ENTRE A PAIXÃO E A LOUCURA... um conto:
ÁRVORE DO DESTINO
Feito aquele amor que nasce quando as folhas
do outono estão caindo e um misto de coisa nova e história antiga se misturam
embriagando os olhos dos que varrem o chão com a alma descabida de rumo e de
sumo, Lineu avistou um colorido diferente na estradinha que levava à escola. Na
primeira olhada, pensou ser uma "visage" de início de tarde, quando o
sol ainda atravessa a terra com a parte mais alta de sua coroa. Apertou os
olhos pequenos para ver melhor, mas o colorido teimava em se aproximar do caminho
que ele também tomara. Lineu conhecia aquela cor, mas não os movimentos
ondulantes que se aproximavam em cadência musical. Sentiu um aperto bom esmagar
o seu estômago enquanto um calafrio fazia os seus testículos enrugarem-se
intimidados.
_ Êta! Ferro! Que... que...
O que seria aquela
"ondulância" esvoaçante que ainda tinha dois olhos, uma boca carnuda
feito coração de pomba e um... um nariz de... um nariz de..
_ Boas tardes!
E falava!
_ Bas... bas... tarde!
Certamente ela não ouvira o cumprimento
cuspido com esforço de gago cego, de perneta medroso, de filho de uma égua
embasbacado. Mugira! Mugira algumas sílabas para aquela deusa dos além.

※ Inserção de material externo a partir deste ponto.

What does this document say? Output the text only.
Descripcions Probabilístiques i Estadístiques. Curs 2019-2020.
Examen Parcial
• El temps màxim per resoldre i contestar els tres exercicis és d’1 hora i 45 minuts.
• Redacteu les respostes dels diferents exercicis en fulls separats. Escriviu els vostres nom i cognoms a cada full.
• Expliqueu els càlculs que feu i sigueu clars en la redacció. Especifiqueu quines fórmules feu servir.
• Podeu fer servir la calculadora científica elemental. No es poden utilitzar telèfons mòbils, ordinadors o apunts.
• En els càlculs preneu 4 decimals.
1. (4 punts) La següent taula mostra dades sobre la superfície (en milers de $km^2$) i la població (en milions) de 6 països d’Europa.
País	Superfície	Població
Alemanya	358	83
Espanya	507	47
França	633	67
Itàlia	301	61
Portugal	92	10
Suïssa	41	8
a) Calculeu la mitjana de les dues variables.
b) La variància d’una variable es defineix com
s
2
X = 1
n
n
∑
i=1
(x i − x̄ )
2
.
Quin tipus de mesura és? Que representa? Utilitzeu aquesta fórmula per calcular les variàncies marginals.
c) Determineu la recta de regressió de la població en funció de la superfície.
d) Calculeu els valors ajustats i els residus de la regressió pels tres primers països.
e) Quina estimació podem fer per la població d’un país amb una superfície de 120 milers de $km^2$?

_ Bas... bas... bas... o que ela vai pensar
de mim!? Ai! Pelamordedeuso!
Lineu, acostumado na convivência com as poucas
moças do vilarejo, moças essas que eram primas dele em algum grau, encontrava-se
despreparado para aquela formosidade andante. E, que andar o quê! A moça
flutuava sobre as pedras do caminho, nem encostava no chão os seus pés de...
de...
_ Êêê! Só podia sê "visage"... tô
prego! Tô prego na alma do coisa ruim que mandou me atentá! Ê!
Entre assegurar-se
que aquelas "curvulências" todas ainda se mostravam pelo caminho
aberto e benzer-se em cruz três vezes para cada lado, Lineu titubeou indo e
voltando a cabeça para ver mais um pouquinho!
_ Assanhado! Te
arrecolhe, primo!
_ Pri...
prim...prima!? Qué me enterrá vivo?
_ Vivo você tá inté
demais! Vira esses... esses buraco que parecem duas brasa prá cá! Tu tá pegando
fogo, meu primo! Acarme a carne! Ela não é para o teu bico!
_ Voc... voc... você
também viu?
_ Tá gago além de
timbé, primo. Tu tá variano ou tirano uma cas minhas fuça?
_ Fuça? Que fuça,
Donizete? E eu não tô timbé não, minha cabeça tá muito da boa.
_ Dá prá vê!
_ Vê o quê?
_ Tua cabeça, Lineu! Tua cabeça!
_ Mas é
claro! Carrego ela aqui nos ombro faiz
tempo. Mas... você tamém viu?
_ Depende!
_ Você viu aquela formosidade de curvulâncias
arredondadas prá mais de... viu?
_ Eu vi uma moça muito jeitosa passando por
aqui!
_ Êêê!!!
_ Baxa o teu isquero que ela não tá oferecendo
palha prá dobrá.
_ Eu... eu...
_ Eu, eu, eu! Desempaca, primo! Tu é homi
da roça, mas não é bocó!
_
Eu... eu...
_ Ai! Agonia! Vô me indo. Depois tu me
alcança, se quisé, né!
Demorou
até Lineu dar conta de voltar para o lugar onde estava e retomar o
caminho. E ia para onde? Ai, a vida cheia de astúcia surpreendia homem
despreparado! Ai! Que descuido! Passara a moça e perdera a companhia da prima.
E ia para onde?
Aquele instante
superior em sua pacata vida de roceiro promissor fez estragos profundos.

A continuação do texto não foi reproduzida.